Menurutnya, kewenangan besar yang dimiliki hakim komisaris ini dikhawatirkan rentan dengan penyalahgunaan kewenangan (abuse of power).
Selanjutnya, dalam Rancangan KUHAP, hakim komisaris diangkat dan diberhentikan oleh Presiden atas usul Ketua Pengadilan Tinggi daerah hukum setempat. Ini ditakutkan akan berimplikasi adanya intervensi eksekutif pada yudikatif.
Pada pasal 24 ayat (1) UUD 1945 jelas menyatakan kekuasaan kehakiman merupakan kekuasaan yang merdeka untuk menyelenggarakan peradilan guna menegakkan hukum dan keadilan, akan bermasalah dengan Independensi seorang hakim komisaris.
Kekhawatiran sistem hakim komisaris akan menganggu sistem yang ada selama ini. Hakim komisaris sistem yang sangat baru yang bisa menimbulkan konflik dalam tubuh lembaga Kepolisian dan Kejaksaan,
“Sebagai aktivis Hukum dan HMI, saya berharap Pra Peradilan masih harus dipertahankan. Tujuan utama dari praperadilan adalah untuk melindungi hak asasi manusia tersangka maupun terdakwa dalam suatu proses pidana.
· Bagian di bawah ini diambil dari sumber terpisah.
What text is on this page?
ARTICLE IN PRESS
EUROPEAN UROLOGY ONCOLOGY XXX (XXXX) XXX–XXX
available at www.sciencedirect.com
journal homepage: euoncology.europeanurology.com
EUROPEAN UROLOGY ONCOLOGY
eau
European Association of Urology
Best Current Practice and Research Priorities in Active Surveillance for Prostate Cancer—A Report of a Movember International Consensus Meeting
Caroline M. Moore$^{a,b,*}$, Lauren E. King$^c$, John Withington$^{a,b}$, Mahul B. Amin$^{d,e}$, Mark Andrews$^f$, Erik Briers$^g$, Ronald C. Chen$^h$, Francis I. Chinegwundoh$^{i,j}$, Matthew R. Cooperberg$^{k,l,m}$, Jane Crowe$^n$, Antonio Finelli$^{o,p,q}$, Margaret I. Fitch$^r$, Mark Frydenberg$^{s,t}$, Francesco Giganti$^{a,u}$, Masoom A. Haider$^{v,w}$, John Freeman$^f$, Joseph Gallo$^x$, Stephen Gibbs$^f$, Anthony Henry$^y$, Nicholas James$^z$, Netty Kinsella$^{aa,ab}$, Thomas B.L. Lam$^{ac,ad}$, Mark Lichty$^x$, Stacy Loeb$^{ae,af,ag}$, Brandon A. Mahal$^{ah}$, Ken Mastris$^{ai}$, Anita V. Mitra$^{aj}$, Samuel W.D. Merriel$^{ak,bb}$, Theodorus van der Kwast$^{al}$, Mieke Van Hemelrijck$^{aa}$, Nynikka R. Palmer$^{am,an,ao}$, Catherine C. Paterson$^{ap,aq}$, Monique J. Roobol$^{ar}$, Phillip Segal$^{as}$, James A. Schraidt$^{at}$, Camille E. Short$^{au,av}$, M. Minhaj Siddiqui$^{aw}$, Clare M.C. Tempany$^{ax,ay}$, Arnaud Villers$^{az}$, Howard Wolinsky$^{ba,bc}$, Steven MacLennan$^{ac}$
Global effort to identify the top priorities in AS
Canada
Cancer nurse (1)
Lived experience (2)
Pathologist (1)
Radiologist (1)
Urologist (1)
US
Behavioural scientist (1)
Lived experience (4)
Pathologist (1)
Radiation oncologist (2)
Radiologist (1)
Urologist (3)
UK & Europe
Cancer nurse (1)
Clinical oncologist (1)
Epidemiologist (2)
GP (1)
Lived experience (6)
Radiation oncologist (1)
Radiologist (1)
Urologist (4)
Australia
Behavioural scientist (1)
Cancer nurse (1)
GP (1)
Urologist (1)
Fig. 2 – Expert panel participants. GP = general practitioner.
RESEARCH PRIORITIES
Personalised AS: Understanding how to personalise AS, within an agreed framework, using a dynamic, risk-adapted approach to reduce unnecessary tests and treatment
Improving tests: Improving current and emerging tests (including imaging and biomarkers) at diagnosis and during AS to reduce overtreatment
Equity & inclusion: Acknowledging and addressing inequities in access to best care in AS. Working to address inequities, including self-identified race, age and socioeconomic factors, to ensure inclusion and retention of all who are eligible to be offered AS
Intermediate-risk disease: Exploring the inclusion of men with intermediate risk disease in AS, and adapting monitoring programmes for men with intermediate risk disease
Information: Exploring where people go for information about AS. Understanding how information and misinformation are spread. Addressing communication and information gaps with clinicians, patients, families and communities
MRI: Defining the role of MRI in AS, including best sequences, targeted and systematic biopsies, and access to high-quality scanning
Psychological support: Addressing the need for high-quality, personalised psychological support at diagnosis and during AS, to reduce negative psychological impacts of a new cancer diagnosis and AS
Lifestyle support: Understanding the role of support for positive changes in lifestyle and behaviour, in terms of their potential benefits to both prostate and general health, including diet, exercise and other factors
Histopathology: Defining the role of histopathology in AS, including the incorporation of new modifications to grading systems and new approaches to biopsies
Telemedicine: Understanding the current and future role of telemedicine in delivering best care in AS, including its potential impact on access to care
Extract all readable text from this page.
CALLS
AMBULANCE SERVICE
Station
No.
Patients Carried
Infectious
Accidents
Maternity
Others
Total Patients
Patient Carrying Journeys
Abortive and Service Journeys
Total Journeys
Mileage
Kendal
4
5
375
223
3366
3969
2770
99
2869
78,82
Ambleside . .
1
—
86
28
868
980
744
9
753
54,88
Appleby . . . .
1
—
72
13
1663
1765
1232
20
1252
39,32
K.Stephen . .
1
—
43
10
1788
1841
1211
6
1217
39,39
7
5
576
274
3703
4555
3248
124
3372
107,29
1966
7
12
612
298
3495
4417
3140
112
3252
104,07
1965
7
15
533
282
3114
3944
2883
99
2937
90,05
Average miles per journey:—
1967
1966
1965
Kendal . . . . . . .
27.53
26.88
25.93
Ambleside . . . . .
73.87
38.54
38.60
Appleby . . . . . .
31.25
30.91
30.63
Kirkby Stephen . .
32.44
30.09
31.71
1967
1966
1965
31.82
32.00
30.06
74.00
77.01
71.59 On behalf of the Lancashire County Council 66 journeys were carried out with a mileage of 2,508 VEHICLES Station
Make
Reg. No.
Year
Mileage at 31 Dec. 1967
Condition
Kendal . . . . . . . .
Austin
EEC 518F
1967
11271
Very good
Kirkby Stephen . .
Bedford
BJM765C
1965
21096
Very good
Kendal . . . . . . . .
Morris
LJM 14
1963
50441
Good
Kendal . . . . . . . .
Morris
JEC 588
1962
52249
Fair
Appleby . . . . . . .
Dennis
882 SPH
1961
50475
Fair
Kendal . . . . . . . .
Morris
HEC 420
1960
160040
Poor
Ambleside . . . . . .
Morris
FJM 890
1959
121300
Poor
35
Praperadilan berupaya untuk mengurangi timbulnya penyalahgunaan kekuasaan oleh penyidik dalam melakukan penangkapan, penahanan, penghentian penyidikan, serta penghentian penuntutan,” terang Jailolo.
Lanjutnya, artinya jika Hakim Komisaris menggantikan Pra peradilan, maka kekhawatiran kami, akan muncul ketidak seimbangan kewenangan para aparat penegak hukum atau ketidak Check and balances.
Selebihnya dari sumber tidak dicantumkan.